Maślonas Botschaft: Polen stand im Jahr 1794 einsam da, fremden Mächten schutzlos ausgeliefert, innerlich zerstritten ging das Land für 123 Jahre unter. Symbolisch fügt sich die Aussage des Films gut in die Diskussionen um die heutige europäische Bedrohungs- und Sicherheitslage durch Russland ein, denn Polen, das fest in die NATO und EU eingebunden ist, beweist, es besser als damals gemacht zu haben.

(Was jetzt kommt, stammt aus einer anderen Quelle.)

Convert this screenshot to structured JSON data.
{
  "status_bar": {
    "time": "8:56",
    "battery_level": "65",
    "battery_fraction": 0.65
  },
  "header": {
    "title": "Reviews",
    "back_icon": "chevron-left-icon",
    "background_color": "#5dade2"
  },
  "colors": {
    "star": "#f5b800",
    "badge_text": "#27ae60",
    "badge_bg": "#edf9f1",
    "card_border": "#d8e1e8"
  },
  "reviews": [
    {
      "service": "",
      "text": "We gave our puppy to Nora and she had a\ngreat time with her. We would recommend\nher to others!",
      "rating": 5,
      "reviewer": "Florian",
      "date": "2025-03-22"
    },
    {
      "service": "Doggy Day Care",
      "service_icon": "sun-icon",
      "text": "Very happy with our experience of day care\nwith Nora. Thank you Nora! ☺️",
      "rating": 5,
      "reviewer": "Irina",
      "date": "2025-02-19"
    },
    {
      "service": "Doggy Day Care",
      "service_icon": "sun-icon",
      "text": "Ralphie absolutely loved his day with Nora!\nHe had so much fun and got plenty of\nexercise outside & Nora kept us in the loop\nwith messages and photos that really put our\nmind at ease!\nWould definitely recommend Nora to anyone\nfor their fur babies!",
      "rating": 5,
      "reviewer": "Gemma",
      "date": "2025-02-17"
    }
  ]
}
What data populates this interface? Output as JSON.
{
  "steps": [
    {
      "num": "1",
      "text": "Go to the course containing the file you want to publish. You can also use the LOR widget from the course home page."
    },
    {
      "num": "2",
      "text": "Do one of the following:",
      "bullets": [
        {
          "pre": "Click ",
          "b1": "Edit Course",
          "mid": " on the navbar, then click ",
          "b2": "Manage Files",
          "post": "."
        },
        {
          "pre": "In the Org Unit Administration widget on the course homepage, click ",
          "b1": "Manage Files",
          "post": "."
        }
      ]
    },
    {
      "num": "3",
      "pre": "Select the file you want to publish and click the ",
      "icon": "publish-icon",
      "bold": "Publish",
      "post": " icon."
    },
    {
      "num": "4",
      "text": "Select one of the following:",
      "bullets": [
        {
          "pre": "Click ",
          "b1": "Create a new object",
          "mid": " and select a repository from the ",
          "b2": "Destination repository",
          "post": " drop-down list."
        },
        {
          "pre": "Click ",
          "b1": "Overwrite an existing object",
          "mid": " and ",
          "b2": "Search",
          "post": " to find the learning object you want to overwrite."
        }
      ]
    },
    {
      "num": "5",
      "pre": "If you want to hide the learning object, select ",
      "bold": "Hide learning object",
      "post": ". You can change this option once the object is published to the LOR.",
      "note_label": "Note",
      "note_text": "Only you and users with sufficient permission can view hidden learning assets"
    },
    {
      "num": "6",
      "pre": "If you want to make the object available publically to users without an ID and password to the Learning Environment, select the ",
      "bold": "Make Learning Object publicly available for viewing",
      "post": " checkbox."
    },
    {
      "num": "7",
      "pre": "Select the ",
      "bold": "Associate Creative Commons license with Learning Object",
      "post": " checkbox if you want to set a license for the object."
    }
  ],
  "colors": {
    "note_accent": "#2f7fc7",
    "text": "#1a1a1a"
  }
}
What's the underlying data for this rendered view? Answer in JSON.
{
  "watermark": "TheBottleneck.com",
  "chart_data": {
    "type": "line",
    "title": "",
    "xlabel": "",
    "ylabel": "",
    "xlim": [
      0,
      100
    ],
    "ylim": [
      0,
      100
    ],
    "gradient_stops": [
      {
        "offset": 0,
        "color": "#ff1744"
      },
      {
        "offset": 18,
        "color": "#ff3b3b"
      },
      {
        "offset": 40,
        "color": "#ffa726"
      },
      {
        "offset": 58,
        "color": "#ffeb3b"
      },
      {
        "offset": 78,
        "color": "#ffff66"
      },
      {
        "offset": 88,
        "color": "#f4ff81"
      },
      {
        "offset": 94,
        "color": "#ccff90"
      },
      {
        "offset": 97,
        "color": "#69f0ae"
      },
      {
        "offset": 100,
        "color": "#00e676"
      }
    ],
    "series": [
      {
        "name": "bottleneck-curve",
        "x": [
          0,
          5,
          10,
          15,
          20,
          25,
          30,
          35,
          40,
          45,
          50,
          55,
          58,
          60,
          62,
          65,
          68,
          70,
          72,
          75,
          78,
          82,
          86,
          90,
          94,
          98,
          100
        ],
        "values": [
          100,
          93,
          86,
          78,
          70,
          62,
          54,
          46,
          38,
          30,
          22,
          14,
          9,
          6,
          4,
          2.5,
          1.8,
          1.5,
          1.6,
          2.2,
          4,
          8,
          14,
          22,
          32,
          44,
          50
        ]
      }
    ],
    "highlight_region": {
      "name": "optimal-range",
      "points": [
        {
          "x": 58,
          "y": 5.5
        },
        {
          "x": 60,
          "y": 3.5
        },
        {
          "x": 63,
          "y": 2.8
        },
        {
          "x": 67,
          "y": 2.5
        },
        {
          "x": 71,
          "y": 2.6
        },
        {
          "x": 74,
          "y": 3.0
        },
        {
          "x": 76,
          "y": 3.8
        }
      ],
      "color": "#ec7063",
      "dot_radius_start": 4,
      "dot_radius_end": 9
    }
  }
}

Die angeführten Filme zeugen von einer großen Lebendigkeit des polnischen Kinos der vergangenen Jahre. Es geht den gegenwärtigen politischen und gesellschaftlichen Entwicklungen nicht aus dem Weg, sondern nennt die Probleme mutig beim Namen. Filmemachern wie Maślona, Smarzowski oder Komasa geht es dabei nicht um schnelles Geld oder eine kurzzeitige Sensation. Vielmehr ist in ihren Werken eine eigene, moralische Linie zu erkennen, die den Zuschauer nicht kalt lassen soll – unabhängig davon, ob sich dieser mit der Aussage des Filmes identifiziert oder nicht.
Das polnische Publikum dankt durch ein starkes Interesse: Mehr als fünf Millionen Zuschauer sahen Smarzowskis Klerus, 1,5 Millionen Corpus Christi. Auch Green Border sahen mehr als 400.000 Zuschauer in den ersten zehn Tagen und Kos in der gleichen Zeit rund 250.000 Personen. Dabei sind diese vier Filme nur die Spitze des Eisbergs bei den Produktionen der vergangenen Jahre. Der Streamingdienst Netflix hat übrigens die Zeichen der Zeit schon längst erkannt und lässt in Polen mit großem Erfolg viele eigene Serien und Filme produzieren, so Hohes Wasser, Im Sumpf, 1670, Freestyle. Manch einer dieser Filme könnte bald auch in Deutschland von sich hören und reden machen.